Justice For ‘Journals’: In Defense Of Justin Bieber’s Overlooked 2013 Album

Carl Williott | November 23, 2015 1:04 pm

Much of the response to Justin Bieber‘s new album Purpose has consisted of people with self-described good taste coming to terms with the fact that these songs that they thoroughly enjoy are by a person they could’ve sworn was capable of only teeny bopper, mugging-for-the-camera bullshit. But this mass cultural Bieber epiphany is two years late; his emergence as a purveyor of high-quality pop has been in his Journals all along. That overlooked 2013 album marks the career pivot when the swaggy club-pop cutout on Believe was abandoned, eventually in favor of the over-emotional, wounded star on Purpose.

Review:: Justin Bieber's 'Purpose'

Journals rolled out with a “Music Mondays” campaign in late 2013 which saw the release of 10 singles, culminating with the 15-track album that mostly existed in a purple R&B cream dream. It could’ve used some self-editing, but it marked Bieber’s arrival as an artist who wasn’t afraid to latch onto left-field production that didn’t necessarily fit in with Top 40 radio. Before he was taking a risk and kickstarting the tropical house trend by teaming up with Skrillex, Bieber dove deep into wavy R&B, and along the way enlisted the still-emerging Future and Chance The Rapper. This approach both distanced Bieber from his swoop-haired past and flaunted his (sometimes overwrought) post-puberty vocals.

There are too many slow numbers on Journals, but they’re more effective than the new LP’s flaccid strummers because they’re so atmospheric and unabashedly horny. “Hold Tight,” “All Bad” and “PYD” are racy, restrained jams in the vein of The Weeknd‘s mixtapes (minus the danger), each utilizing the bare minimum in terms of percussion, which was still a daring proposition for a megastar in 2013’s oversaturated molly-pop era.
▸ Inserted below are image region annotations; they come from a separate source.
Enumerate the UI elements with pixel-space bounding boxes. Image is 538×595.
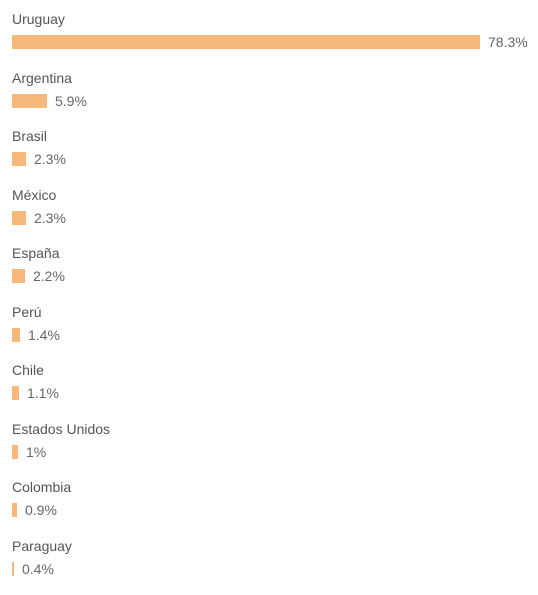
value-label: 2.3% [34,209,66,226]
value-label: 1.1% [27,385,59,401]
bar [12,35,480,49]
category-label: Perú [12,303,42,320]
category-label: Paraguay [12,537,72,554]
bar-row: Paraguay 0.4% [0,537,538,595]
value-label: 5.9% [55,92,87,109]
bar-row: Estados Unidos 1% [0,420,538,478]
bar-row: México 2.3% [0,186,538,244]
bar-row: Brasil 2.3% [0,127,538,185]
value-label: 0.9% [25,502,57,518]
value-label: 1% [26,443,47,460]
category-label: Chile [12,362,44,378]
bar [12,93,47,108]
bar-row: Chile 1.1% [0,361,538,419]
category-label: España [12,245,60,261]
category-label: Uruguay [12,11,65,27]
value-label: 78.3% [488,34,528,50]
bar-chart: Uruguay 78.3% Argentina 5.9% Brasil 2.3% Méxic… [0,10,538,577]
bar [12,269,25,283]
bar-row: Argentina 5.9% [0,69,538,127]
value-label: 1.4% [28,326,60,343]
category-label: Argentina [12,69,72,86]
value-label: 2.2% [33,268,65,284]
bar [12,327,20,342]
bar-row: Perú 1.4% [0,303,538,361]
bar-row: Colombia 0.9% [0,478,538,536]
bar-row: Uruguay 78.3% [0,10,538,68]
bar [12,386,19,400]
value-label: 2.3% [34,151,66,167]
bar [12,503,17,517]
bar [12,210,26,225]
category-label: Brasil [12,128,48,144]
bar-row: España 2.2% [0,244,538,302]
value-label: 0.4% [22,560,54,577]
bar [12,444,18,459]
bar [12,561,14,576]
category-label: México [12,186,57,203]
bar [12,152,26,166]
category-label: Colombia [12,479,72,495]
category-label: Estados Unidos [12,420,111,437]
Opener “Heartbreaker” uses subtle vocal warping effects, foreshadowing the vocal processing that captivated listeners on Bieber’s 2015 hits.

When things move out of the bedroom, Journals reveals a healthy musical range. “Roller Coaster” took the disco-pop craze of 2013 and marries it to trap stomps. “Bad Day” and “Swap It Out” flirt with that late ’90s R&B/bling rap sweet spot, while “Confident” and closer “Memphis” (the latter produced by Diplo) channel Timbaland‘s prime with their brittle, syncopated percussion and background yelps.

But where Journals really stands out two years later is the collaborations. It’s one thing to feature Drake, Nicki Minaj and Ludacris on MOR radio bait. It’s quite another thing to enlist R&B creep R. Kelly, alien Lil Wayne for a so-wack-it’s-genius E.T. fanfic buddy cut and a couple mixtape phenoms. Chance The Rapper delivers one of his most playful and straightforward rap verses on “Confident,” while on “What’s Hatnin'” Future Hendrix chirps and croons like he truly believed he wasn’t destined to become one of pop music’s great anti-heroes. But we need to talk about that Weezy joint.

As the “Backpack” narrative goes, Bieber befriends a tiny extraterrestrial, but he sings like he’s trying to bone it. There’s a call-and-response chorus between Bieber and an alien voice, delivered with a straight face. This is LSD-fueled prog space opera shit (theory supported by the song’s blazing guitar solo). And the fact that Bieber went all-in on this idea says more about his off-the-rails existence and circle of yes-men at that time than any piss bucket incident ever could. Despite this prodigious level of absurdity, “Backpack” is kinda dope! There should be a 33 1/3 title dedicated solely to this song, is what I’m saying.

So why didn’t Journals leave a mark if it was marking so much new territory for the star? Well, that statement partly answers it: releasing an album of pop-adjacent sounds is effectively a retreat maneuver. In addition, it was a digital-only release which dropped at the height of our collective Bieber disdain. Oh, and it was overshadowed by a surprise album by one of our generation’s biggest stars that dropped 10 days prior. It just seems like the universe was conspiring against the project.

Which is a shame, because maybe if more people had paid attention to Journals, Bieber wouldn’t have littered Purpose with so many generic “sensitive” moments and half-whispered voiceovers — he already covered all that here. There’s no denying that Journals isn’t as fun as the new album, lacking instant gems like “Sorry” and “What Do You Mean,” but it’s much more of a cohesive statement, an artistic mood piece. Purpose will be remembered as the moment the mainstream accepted Bieber as a respectable pop force, but this intimate 2013 album is what freed him from lowest-common-denominator bubblegum shlock.